Wednesday, April 09, 2008

“Comeback” meals.

April 9 ...

Some cooks cook with the express intent of having leftovers. I am one of those cooks. I understand (no, I don’t, actually) that some cooks abhor leftovers, and some eaters refuse them. I have puzzled over the issue in several previous stories (two of them are here and here), and had no intention of bringing up the subject again (at least for a while) until I came across the term ‘comeback’, in relation to a meal. I naively thought this meant a meal so good that everyone came back for more, so there were no leftovers to agonise over.

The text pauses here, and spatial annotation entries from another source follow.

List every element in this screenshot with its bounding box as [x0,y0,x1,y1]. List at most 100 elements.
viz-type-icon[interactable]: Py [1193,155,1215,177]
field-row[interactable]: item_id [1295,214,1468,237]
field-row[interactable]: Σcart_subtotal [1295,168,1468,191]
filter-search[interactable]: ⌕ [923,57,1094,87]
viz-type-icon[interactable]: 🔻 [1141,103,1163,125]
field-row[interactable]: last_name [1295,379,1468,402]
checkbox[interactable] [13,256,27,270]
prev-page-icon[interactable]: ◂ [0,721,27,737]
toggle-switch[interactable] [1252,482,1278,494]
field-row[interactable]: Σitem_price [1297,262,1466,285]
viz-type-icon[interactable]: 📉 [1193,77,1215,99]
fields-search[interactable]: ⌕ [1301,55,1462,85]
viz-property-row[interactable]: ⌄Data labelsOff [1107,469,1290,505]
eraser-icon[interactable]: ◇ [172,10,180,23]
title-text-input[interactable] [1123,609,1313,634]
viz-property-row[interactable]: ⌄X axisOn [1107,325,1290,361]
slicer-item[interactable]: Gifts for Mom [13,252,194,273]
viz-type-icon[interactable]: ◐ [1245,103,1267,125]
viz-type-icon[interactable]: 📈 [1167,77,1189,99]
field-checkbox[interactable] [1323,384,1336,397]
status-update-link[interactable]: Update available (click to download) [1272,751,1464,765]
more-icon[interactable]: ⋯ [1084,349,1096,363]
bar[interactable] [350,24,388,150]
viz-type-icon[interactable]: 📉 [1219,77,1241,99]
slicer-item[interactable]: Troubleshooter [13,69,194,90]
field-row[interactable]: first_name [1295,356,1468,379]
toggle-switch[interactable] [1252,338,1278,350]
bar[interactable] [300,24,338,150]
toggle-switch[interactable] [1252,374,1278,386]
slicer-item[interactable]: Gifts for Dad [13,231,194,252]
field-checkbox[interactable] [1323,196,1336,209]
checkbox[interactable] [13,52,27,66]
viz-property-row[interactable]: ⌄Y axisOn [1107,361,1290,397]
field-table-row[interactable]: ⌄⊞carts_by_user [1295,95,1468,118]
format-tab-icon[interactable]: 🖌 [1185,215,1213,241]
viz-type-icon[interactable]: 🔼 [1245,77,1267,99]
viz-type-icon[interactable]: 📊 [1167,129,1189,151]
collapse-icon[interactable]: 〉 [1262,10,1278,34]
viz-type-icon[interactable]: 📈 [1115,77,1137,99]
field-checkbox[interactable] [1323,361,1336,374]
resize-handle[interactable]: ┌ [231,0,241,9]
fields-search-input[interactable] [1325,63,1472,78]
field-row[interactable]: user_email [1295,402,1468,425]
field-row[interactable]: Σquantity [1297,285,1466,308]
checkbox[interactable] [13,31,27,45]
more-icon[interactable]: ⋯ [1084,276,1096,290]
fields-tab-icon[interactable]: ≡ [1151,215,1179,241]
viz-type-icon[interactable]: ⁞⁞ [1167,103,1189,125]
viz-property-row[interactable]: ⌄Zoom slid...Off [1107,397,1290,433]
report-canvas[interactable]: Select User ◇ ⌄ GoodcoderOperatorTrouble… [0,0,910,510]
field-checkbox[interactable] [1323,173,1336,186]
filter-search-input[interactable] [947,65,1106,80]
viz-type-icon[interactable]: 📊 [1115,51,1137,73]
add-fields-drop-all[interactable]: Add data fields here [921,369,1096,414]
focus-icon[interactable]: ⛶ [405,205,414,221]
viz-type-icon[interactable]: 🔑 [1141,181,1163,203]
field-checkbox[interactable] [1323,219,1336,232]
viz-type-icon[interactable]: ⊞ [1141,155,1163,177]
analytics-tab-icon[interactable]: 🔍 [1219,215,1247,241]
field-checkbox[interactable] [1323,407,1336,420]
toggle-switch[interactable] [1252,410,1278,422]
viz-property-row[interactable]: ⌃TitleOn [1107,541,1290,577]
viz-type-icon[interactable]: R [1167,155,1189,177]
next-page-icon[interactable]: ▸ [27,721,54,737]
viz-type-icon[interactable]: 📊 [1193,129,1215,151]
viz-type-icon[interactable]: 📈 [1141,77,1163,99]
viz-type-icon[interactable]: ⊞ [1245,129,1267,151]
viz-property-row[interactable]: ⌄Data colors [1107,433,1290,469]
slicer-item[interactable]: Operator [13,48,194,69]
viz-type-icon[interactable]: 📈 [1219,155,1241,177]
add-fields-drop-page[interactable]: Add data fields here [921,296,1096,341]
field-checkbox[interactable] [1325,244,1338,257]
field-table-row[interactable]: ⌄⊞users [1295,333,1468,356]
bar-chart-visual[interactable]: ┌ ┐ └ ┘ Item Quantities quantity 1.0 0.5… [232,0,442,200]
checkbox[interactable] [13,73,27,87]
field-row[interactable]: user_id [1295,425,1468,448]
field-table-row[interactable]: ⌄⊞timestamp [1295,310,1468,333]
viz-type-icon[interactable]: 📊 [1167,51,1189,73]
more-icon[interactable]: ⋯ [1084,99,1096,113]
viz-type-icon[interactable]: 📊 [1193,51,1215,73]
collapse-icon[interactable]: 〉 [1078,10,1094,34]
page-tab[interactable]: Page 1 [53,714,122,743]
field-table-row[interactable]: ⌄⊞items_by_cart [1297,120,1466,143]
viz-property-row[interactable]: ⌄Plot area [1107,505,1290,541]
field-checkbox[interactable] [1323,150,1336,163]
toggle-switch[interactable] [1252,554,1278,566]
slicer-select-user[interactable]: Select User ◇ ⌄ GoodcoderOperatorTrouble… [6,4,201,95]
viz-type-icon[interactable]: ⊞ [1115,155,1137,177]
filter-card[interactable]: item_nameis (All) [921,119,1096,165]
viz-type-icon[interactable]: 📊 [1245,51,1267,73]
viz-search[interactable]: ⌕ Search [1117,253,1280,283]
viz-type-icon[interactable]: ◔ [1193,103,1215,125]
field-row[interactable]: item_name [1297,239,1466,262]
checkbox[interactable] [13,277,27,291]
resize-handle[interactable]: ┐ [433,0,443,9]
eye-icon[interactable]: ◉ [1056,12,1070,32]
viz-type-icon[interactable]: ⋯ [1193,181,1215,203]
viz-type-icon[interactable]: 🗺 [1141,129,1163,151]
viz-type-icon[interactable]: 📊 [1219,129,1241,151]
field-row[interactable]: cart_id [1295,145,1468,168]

I was wrong, it seems. A ‘comeback’ is restaurant-speak for a particular type of leftover. At least that is what Mr. Charles Fellows indicates in his book Fellows’ Menu Maker (Chicago, 1910). I don’t know if this remains current restaurant parlance, and would be grateful for some enlightenment from professionals in the business.

Difference between Leftover and Comeback.
The difference between a leftover and a comeback in culinary parlance is: a leftover is prepared food which has not been dished onto a plate to set before a diner, but which may be kept for service at a future meal. A comeback is food that has been dished onto a plate, probably messed over, and returned to the kitchen. The leftover is an economy; the comeback is a waste.
Food dished onto platters for redishing onto plates, are classified as leftovers when returned to service pantry in the original platter. Such food is not spoiled.

Please be advised: I definitely do not want to know what restaurants do with ‘comeback’ food.

On the same pair of pages as the above exposé are a number of menus from The Drake hotel in Chicago, so I thought it might be fun to see what could be done with leftovers (as in the household use of the phrase) from one of the meals.

United Dinner of hotel associations at The Drake, Chicago, July 13, 1921

Little Neck Clams
Jellied Gumbo
Celery Almonds Olives
Lobster, Mornay
Cucumbers, Parisienne
Filet Mignon, Drake
New Peas Potatoes Berny
Blackstone Salad
Ice Cream

I shouldn’t imagine leftover clams would ever be a problem: they would surely to into chowder. Leftover Potatoes Berny should never happen: no-one in their right mind would leave the tiniest scrap of deep-fried almond-coated, truffled, buttered and egg-yolked mashed potato balls. Leftover almonds could simply be used to make more Potatoes Berny. Olives don’t get leftover, they just get put back in the oil or brine. Coffee leftovers can be used in many recipes, and there is a goodly selection in the Coffee Recipe Archive.

The idea of Jellied gumbo just frightens me. I cannot comment.

I am bereft of ideas for the other items on the menu. I am left with celery.

Cream of Celery Soup.
A pint of milk, a table-spoonful of flour, one of butter, a head of celery, a large slice of onion and small piece of mace. Boil celery in a pint of water from thirty to forty-five minutes; boil mace, onion and milk together. Mix flour with two table-spoonfuls of cold milk, and add to boiling milk. Cook ten minutes. Mash celery in the water in which it has been cooked, and stir into boiling milk. Add butter, and season with salt and pepper to taste. Strain and serve immediately. The flavor is improved by adding a cupful of whipped cream when the soup is in the tureen.
[Miss Parloa's New Cookbook, c.1880.]

Tomorrow’s Story …

Shop Bananas.

Quotation for the Day …

I have not attempted to give recipes for using up scraps, as this art is only useful when you run short of provisions; it is quite a mistake to imagine that warming up cooked meat is economical, as all good transformations must be expensive. Baron Brisse, 1868


Lidian said...

I love making things that will result in leftovers - but yes, they must be the right sort of leftovers. Not comebacks. I really like that word and plan to use it and amaze the rest of the family (or perhaps merely confuse them which will also be fun)

Liz + Louka said...

When I worked as a kitchenhand (ooh, probably going on for 20 years ago) we didn't use those terms, but certainly distinguished the two things. The restaurant was a smorgasbord-type affair, and the big platters just got topped up as far as I remember, or in the case of puddings, made into trifle. But anything on a plate was thrown out - a waste indeed, especially as people seemed to take as much as they could get onto the plate, and sometimes only ate a little bit off the top. Some of the plates came back looking like (inactive) volcanoes.

Shay said...

I'll bet you could make wonderful crepes with the leftover lobster Mornay.